The Color of Food: Building Autonomy as African American Farmers

This is the first in a series of four excerpt from The Color of Food: Stories of Race, Resilience, and Farming. Read more about the book and the author, Natasha Bowens, here.

Renard “Azibo” Turner is a compact bundle of energy as he swiftly moves from one part of his 94-acre farm to the other. He is a machine, a methodical man who starts each day with just five hours of sleep and a cup of coffee and doesn’t stop working until supper. 

In the early morning mist, we work together pushing bean seeds down into the clay soil in the garden patch, just beyond the fence that divides the crops from the goat pasture. Renard grows everything from radishes and beans to kale and lettuce. Chickens peck their way around pasture while heirloom hens lay chocolate-brown eggs in the coop. But Vanguard Ranch is well known in Virginia for its goat meat, sold to restaurants and in kabobs and burgers at festivals, and the farm’s main attraction is its herd of about 50 Myotonic “fainting” goats that grazes more than 50 picturesque acres.

Renard and his wife Chinette first had their dream of farming while living in Washington, D.C. in the ’70s.

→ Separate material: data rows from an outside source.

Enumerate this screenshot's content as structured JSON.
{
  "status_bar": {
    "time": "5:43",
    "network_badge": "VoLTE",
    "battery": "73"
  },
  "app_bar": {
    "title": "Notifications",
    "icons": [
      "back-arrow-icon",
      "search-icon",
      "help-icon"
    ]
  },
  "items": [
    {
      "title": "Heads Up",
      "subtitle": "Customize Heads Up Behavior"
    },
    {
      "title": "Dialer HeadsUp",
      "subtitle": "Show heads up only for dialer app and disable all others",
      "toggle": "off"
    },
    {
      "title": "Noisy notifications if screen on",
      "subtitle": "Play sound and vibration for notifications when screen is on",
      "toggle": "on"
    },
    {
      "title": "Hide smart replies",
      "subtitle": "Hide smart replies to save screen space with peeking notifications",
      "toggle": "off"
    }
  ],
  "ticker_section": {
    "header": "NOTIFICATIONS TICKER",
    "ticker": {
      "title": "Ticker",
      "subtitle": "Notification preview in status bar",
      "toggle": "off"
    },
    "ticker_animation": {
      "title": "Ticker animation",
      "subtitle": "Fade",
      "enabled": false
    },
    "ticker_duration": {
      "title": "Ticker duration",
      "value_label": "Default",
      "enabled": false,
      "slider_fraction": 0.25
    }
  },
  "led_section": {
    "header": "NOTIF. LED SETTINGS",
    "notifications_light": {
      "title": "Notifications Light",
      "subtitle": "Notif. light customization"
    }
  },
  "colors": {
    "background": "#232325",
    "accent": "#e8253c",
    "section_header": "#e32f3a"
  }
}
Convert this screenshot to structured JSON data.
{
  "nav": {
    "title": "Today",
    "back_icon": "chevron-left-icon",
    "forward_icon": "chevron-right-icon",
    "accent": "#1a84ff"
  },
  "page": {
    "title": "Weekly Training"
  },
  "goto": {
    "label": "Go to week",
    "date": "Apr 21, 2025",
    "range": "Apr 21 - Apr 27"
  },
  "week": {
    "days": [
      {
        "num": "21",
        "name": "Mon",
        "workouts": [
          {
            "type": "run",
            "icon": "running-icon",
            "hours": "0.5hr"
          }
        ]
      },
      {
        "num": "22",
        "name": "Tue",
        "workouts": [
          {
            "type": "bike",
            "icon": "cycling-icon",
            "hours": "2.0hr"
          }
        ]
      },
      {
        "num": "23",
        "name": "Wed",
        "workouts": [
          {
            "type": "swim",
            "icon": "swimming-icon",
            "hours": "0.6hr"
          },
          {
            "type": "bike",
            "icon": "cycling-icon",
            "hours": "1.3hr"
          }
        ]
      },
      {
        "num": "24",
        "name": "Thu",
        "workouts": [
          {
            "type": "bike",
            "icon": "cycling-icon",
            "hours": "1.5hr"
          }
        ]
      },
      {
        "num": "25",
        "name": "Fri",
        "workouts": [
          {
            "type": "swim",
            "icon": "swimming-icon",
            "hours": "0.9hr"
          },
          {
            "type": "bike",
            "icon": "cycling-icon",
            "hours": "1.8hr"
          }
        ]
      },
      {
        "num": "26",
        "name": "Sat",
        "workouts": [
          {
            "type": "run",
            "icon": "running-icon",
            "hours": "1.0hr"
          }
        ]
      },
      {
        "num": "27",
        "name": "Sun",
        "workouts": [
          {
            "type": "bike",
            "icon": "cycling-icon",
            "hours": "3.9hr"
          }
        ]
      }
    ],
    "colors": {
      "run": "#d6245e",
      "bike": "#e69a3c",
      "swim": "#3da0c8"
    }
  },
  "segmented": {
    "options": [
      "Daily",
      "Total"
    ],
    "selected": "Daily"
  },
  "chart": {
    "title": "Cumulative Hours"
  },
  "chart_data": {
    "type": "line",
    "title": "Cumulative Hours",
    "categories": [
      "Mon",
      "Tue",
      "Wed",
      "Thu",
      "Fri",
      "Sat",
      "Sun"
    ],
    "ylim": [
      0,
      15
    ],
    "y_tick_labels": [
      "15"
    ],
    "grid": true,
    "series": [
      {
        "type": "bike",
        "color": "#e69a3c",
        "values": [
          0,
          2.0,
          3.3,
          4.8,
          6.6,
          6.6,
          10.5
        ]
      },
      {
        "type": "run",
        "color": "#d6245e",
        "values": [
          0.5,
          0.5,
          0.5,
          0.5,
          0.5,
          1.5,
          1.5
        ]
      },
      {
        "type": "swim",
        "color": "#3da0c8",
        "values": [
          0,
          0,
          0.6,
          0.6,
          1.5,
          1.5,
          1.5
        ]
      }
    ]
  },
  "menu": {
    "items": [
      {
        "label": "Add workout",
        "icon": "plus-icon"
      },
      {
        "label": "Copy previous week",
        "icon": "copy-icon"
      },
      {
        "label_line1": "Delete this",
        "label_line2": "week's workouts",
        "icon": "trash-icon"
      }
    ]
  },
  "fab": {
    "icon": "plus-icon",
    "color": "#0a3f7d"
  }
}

They were part of an Afro-centric circle of back-to-the-landers, but the circle seemed to be all talk, and Renard and Chinette ended up alone on land in rural Virginia that they had hoped would be a Black community for sustainability. They had to learn everything because neither of them came from an agricultural background. Renard grew up in California as the only Black kid in his school’s Future Farmers of America program, but FFA’s conventional teachings didn’t prepare him for this kind of agrarian life.